Мы сели к столику, стали крутить бокалы – я не знал, о чем говорить с ним. Вряд ли я познакомился бы с Генри и с Сарой, если бы не начал в 1939 году роман о крупном чиновнике. Как-то, споря с Уолтером Безан-гом. Генри Джеймс сказал, что настоящей писательнице достаточно пройти мимо казармы, чтобы написать роман о гвардейцах; я же думаю, что рано или поздно ей надо с гвардейцем переспать. Конечно, с Генри я не спал, но сделал, что мог. В первый же вечер, когда я повел Сару в ресторан, я твердо и холодно решил расспросить как следует жену чиновника. Она этого не знала; она думала, что я искренне интересуюсь ее жизнью, и, наверное, из-за этого я ей понравился. Я спрашивал, когда Генри завтракает, как ездит на службу – в метро, в автобусе, в такси? – приносит ли домой работу, есть ли у него портфель с гербом. Так мы подружились – она была рада, что кто-то всерьез о [носится к Генри. Он человек значительный, как значителен слон,– он крупный чиновник; но есть значительность, к которой очень трудно относиться всерьез. Служил он в министерстве социального обеспечения, которое называли министерством домашнего очага, и позже я смеялся над этим в те минуты, когда по злобе хватаешь любое оружие. Я нарочно сказал Саре, что спрашивал про Генри только для книги, чтобы его описать, а персонаж – нелепый, комический. Тогда и разлюбила она мой роман. Она была на редкость предана мужу, ничего не скажешь, и в темные часы, когда бес овладевал моим разумом, я злился на безобидного Генри, выдумывал сцены, которые стыдно записать. Однажды Сара провела у меня целую ночь (я ждал этого, как ждет писатель последнего слова книги), и моя случайная фраза испортила то, что иногда казалось нам полным счастьем. Часа в два я уснул, проснулся в три и разбудил Сару, положив ей руку на плечо. Наверное, я хотел все уладить, пока моя жертва не повернула ко мне прелестное заспанное лицо. Она глядела доверчиво, она забыла ссору, и даже это разозлило меня. Какие мы, люди, плохие, а еще говорят, что нас создал Бог! Мне трудно представить Бога, который не прост, как уравнение, не ясен, как воздух. Я сказал ей: «Лежу, думаю о пятой главе. Жует Генри кофе перед важным заседанием?» Она покачала головой и тихо заплакала, а я, конечно, сделал вид, что удивляюсь – – что тут такого, я думаю о моем герое, Генри обидеть не хотел, самые симпатичные люди жуют кофейные зерна, и так далее. Она выплакалась и уснула. Ока вообще крепко спала, и даже на это я сердился.
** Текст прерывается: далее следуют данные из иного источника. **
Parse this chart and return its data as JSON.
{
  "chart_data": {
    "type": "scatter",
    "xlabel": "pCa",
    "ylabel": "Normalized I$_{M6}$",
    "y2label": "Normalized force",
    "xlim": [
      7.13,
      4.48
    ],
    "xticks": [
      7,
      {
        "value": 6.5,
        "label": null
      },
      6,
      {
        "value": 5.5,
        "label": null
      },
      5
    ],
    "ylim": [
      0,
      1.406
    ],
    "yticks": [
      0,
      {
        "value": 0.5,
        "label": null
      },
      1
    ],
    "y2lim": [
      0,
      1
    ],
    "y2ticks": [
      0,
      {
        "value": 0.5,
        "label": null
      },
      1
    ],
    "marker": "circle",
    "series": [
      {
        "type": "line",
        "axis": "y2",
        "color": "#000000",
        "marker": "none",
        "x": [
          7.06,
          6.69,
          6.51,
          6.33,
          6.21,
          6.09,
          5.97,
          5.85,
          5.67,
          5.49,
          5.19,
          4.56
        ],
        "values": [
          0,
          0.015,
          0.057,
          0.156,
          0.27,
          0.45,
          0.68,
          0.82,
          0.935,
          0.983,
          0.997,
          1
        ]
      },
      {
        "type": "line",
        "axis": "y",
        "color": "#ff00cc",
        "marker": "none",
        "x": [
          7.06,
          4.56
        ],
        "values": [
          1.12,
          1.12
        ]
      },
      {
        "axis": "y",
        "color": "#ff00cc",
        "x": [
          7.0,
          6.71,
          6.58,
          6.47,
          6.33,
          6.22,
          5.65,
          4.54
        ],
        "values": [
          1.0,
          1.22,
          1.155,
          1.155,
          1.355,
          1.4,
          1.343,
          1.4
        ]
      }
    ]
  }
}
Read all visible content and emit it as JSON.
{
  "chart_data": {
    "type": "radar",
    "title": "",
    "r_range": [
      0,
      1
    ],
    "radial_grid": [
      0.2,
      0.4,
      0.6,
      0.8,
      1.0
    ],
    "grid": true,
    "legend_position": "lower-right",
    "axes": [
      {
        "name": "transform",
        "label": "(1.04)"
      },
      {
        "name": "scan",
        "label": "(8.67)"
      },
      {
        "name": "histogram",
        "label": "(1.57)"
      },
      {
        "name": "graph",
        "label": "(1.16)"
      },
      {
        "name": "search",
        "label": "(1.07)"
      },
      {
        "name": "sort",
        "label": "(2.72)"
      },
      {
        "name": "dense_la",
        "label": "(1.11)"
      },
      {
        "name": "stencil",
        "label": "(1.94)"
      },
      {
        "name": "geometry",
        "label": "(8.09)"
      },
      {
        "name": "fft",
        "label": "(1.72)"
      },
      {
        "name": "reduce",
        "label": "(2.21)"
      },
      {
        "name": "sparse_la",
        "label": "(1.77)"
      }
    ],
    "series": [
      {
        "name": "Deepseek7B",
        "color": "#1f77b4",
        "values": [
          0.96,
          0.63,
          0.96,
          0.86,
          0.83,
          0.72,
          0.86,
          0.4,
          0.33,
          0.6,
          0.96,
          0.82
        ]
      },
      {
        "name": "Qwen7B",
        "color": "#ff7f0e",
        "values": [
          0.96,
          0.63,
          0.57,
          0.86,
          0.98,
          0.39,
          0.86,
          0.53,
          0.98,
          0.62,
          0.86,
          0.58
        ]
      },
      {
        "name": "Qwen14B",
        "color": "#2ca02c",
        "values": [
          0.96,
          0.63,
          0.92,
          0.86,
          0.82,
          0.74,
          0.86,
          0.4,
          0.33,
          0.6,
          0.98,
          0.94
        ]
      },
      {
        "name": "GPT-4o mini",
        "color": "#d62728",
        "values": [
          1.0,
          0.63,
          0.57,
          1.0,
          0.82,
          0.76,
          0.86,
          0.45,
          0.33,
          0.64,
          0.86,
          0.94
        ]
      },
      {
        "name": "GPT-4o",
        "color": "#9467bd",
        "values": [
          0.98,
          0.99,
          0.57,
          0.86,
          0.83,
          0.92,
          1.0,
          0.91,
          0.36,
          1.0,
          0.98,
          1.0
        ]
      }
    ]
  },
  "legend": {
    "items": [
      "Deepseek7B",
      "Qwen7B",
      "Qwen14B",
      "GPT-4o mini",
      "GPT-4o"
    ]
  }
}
Генри быстро выпил ром, печально глядя на розовые и оранжевые ленты. Я спросил:
– Как провели Рождество? – И он ответил:
– Очень мило, очень мило.
– Дома?
Генри посмотрел на меня, как будто удивился, что я произношу это слово.
– Конечно.
– А Сара в порядке?
– Да.
– Еще рому?
– Теперь я закажу.
Пока он заказывал, я пошел в уборную. Стены были исписаны. Я прочитал: «Чтоб ты лопнул со своей грудастой бабой!», «Доброй вам гонореи, счастливого сифилиса»,– и поскорей вернулся к веселому серпантину. Иногда я слишком ясно вижу себя в других, и беспокоюсь, и очень хочу поверить в святость, в высокую добродетель.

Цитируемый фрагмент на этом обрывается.